Hane içi bakım faaliyetlerinin genellikle kadınların sorumluluğu olarak görülmesi ve eşitsiz biçimde kadınlara yüklenmesi, işgücü piyasasındaki eşitsizliklerin hem nedeni hem de sonuçlarından biri. Türkiye’de evli çekirdek hanelerde yaşayan kadın ve erkeklerin karşılıksız bakım emeğine ayırdıkları süre, yaşam döngüsüne göre incelendiğinde; kadınlar özellikle 0-6 yaş çocuklar sebebiyle piyasada çalışma saatlerinden bazen daha da uzun saatler bakım faaliyetlerine ayırmaktadır. Kadın ve erkek arasındaki süre farkının özellikle bu dönemde en yüksek düzeye çıktığı görülmekte.
Türkiye, kadınların ücretsiz çalışma saati en uzun ülkelerden biri
Türkiye, OECD üyesi ülkeler arasında kadınların ücretsiz/ karşılıksız çalışma saati en uzun olan ülkelerden biri. Cinsiyet açığı yalnızca istihdamda ücretli işlerde geçerli bir durum değil ve hane içinde cinsiyetçi iş bölümünün de bir yansıması. Hane içi işlere ayrılan zaman bakımından cinsiyet farkının en yüksek olduğu ülkeler Türkiye ve Meksika. Türkiye’de kadınlar günde ortalama 6 saat 23 dakika karşılıksız bakım faaliyetlerine ayırırken, erkeklerde bu süre yalnızca 2 saat 16 dakika.
Kadınların karşılıksız bakım emeğine ayırdığı süre, erkeklerden 4 kat fazla
Evlilik ve ebeveynliğin kadınların istihdam oranlarını olumsuz etkilediği bilinmekte. Tablo 1’de evli çekirdek hanelerin yaşam seyrine göre istihdam oranları verilmekte. Evli kadınların istihdam oranları, erkeklere göre çocuk sahibi olmadan önce de çok düşük ve çocukların gelişi ile bu oran yarı yarıya azalmakta. Çocuklar okul çağına ulaştığında, kadın istihdamında artış gözlemlense de ebeveynlik öncesi orana geri dönüş sağlanamıyor (Tablo 1).

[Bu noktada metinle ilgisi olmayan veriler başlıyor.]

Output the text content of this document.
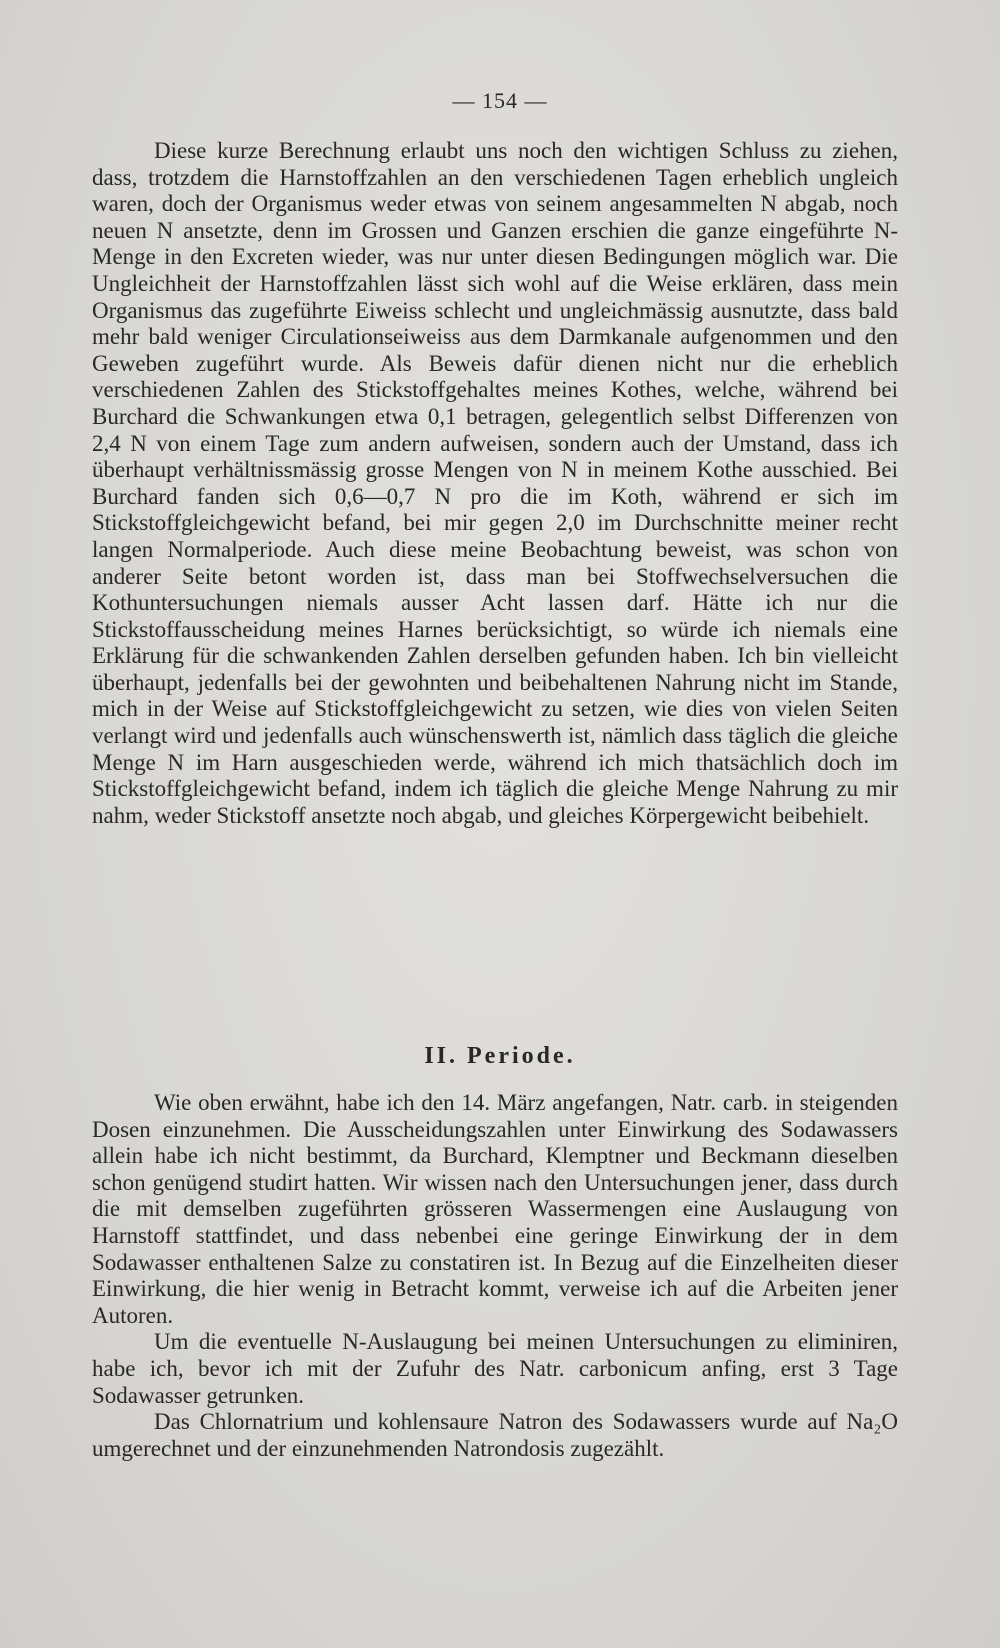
— 154 —

Diese kurze Berechnung erlaubt uns noch den wichtigen Schluss zu ziehen, dass, trotzdem die Harnstoffzahlen an den verschiedenen Tagen erheblich ungleich waren, doch der Organismus weder etwas von seinem angesammelten N abgab, noch neuen N ansetzte, denn im Grossen und Ganzen erschien die ganze eingeführte N-Menge in den Excreten wieder, was nur unter diesen Bedingungen möglich war. Die Ungleichheit der Harnstoffzahlen lässt sich wohl auf die Weise erklären, dass mein Organismus das zugeführte Eiweiss schlecht und ungleichmässig ausnutzte, dass bald mehr bald weniger Circulationseiweiss aus dem Darmkanale aufgenommen und den Geweben zugeführt wurde. Als Beweis dafür dienen nicht nur die erheblich verschiedenen Zahlen des Stickstoffgehaltes meines Kothes, welche, während bei Burchard die Schwankungen etwa 0,1 betragen, gelegentlich selbst Differenzen von 2,4 N von einem Tage zum andern aufweisen, sondern auch der Umstand, dass ich überhaupt verhältnissmässig grosse Mengen von N in meinem Kothe ausschied. Bei Burchard fanden sich 0,6—0,7 N pro die im Koth, während er sich im Stickstoffgleichgewicht befand, bei mir gegen 2,0 im Durchschnitte meiner recht langen Normalperiode. Auch diese meine Beobachtung beweist, was schon von anderer Seite betont worden ist, dass man bei Stoffwechselversuchen die Kothuntersuchungen niemals ausser Acht lassen darf. Hätte ich nur die Stickstoffausscheidung meines Harnes berücksichtigt, so würde ich niemals eine Erklärung für die schwankenden Zahlen derselben gefunden haben. Ich bin vielleicht überhaupt, jedenfalls bei der gewohnten und beibehaltenen Nahrung nicht im Stande, mich in der Weise auf Stickstoffgleichgewicht zu setzen, wie dies von vielen Seiten verlangt wird und jedenfalls auch wünschenswerth ist, nämlich dass täglich die gleiche Menge N im Harn ausgeschieden werde, während ich mich thatsächlich doch im Stickstoffgleichgewicht befand, indem ich täglich die gleiche Menge Nahrung zu mir nahm, weder Stickstoff ansetzte noch abgab, und gleiches Körpergewicht beibehielt.

II. Periode.

Wie oben erwähnt, habe ich den 14. März angefangen, Natr. carb. in steigenden Dosen einzunehmen. Die Ausscheidungszahlen unter Einwirkung des Sodawassers allein habe ich nicht bestimmt, da Burchard, Klemptner und Beckmann dieselben schon genügend studirt hatten. Wir wissen nach den Untersuchungen jener, dass durch die mit demselben zugeführten grösseren Wassermengen eine Auslaugung von Harnstoff stattfindet, und dass nebenbei eine geringe Einwirkung der in dem Sodawasser enthaltenen Salze zu constatiren ist. In Bezug auf die Einzelheiten dieser Einwirkung, die hier wenig in Betracht kommt, verweise ich auf die Arbeiten jener Autoren.

Um die eventuelle N-Auslaugung bei meinen Untersuchungen zu eliminiren, habe ich, bevor ich mit der Zufuhr des Natr. carbonicum anfing, erst 3 Tage Sodawasser getrunken.

Das Chlornatrium und kohlensaure Natron des Sodawassers wurde auf Na₂O umgerechnet und der einzunehmenden Natrondosis zugezählt.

Ücretli ve ücretsiz çalışma bakımından cinsiyet açığı küçük çocuklu ebeveynlerde en yüksek düzeyde. Hem kadınların hem de erkeklerin ücretsiz çalışma süreleri ebeveynlikle birlikte artış gösteriyor ancak bu değişim erkekler için günde yaklaşık 40 dakika iken kadınlar için üç saat. Ücretsiz çalışma süresindeki cinsiyet farkı, çocuklar büyüdükçe ve ebeveynler yaşlandıkça daralıyor. Evli kadınların ev işleri süreleri yaşam döngüleri boyunca pek fazla değişiklik göstermezken, erkekler ancak yaşlandığında genç erkeklere göre ev işlerine biraz daha fazla zaman harcıyor. Ücretli işteki cinsiyet açığı da 6 yaşından küçük çocukları olan genç çiftler arasında en büyük düzeyde: Evde ve bakım işlerinde 6 saat ve 24 dakika daha fazla zaman harcayan annelere kıyasla, genç babalar ücretli işte 5,5 saat daha fazla zaman harcıyor. Türkiye’deki en önemli sorunlardan biri okul öncesi bakım ve eğitim hizmetlerinin yetersizliği. Ancak kadınlar emeklilik yaşında olsalar dahi benzer yaş grubundaki erkeklere kıyasla dört kat daha fazla süre karşılıksız bakım emeği faaliyetlerine ayırdığı görülmekte. Kriz dönemlerinde hane içi eşitsizliğin daha da derinleştiğine dair bulgular araştırmalar tarafından gösterilmekte. 2009 krizinin karşılıksız ve toplam çalışma saatleri üzerine etkileri incelendiğinde, kadınların günlük toplam çalışma saatinde artış özellikle kentlerde erkeklere kıyasla 6 kat daha fazla ve kriz öncesinde bu çalışma saatindeki cinsiyet açığı da yüzde 50 oranında artmakta (Kaya ve Memiş, 2013).
Krizin ve iktisadi şokların etkilerini nihai olarak hanehalkları üstlenmekte. Karşılıksız emek reel ücretlerin düşük tutulabilmesine katkıda bulunarak, ücretleri ve diğer gelirleri sübvanse eden bir rol oynamakta. Kriz etkilerinin tam olarak anlaşılması ve bu etkilere karşı politika önlemlerinin doğru maliyetlerle tasarlanması, ancak iktisadi yaşamın yeniden tanımı ve “görünmeyen” bakım emeğinin görünür hale gelmesiyle sağlanabilir.
Kaynaklar:
TCMB, (2017). Finansal İstikrar Raporu, Kasım 2017, sayı 25.
Kaya, B. S., ve Memiş, E. (2019). Kriz İşsizler ve Çalışmak İstediği Halde İşsiz Sayılmayanlar, Toplum ve Hekim, Cilt 34, Sayı 3, Mayıs-Haziran, 2019, Sayfa 164-175.
Kaya, B. S., ve Memiş, E. (2013). “Estimating the Impact of the 2008–09 Economic Crisis on Work Time in Turkey.” Feminist Economics 9 (3): 181–207.
Kongar, E., ve Memiş, E. (2017). Gendered Patterns of Time Use over the Life Cycle in Turkey. In Gender and Time Use in a Global Context (pp. 373-406). Palgrave Macmillan, New York.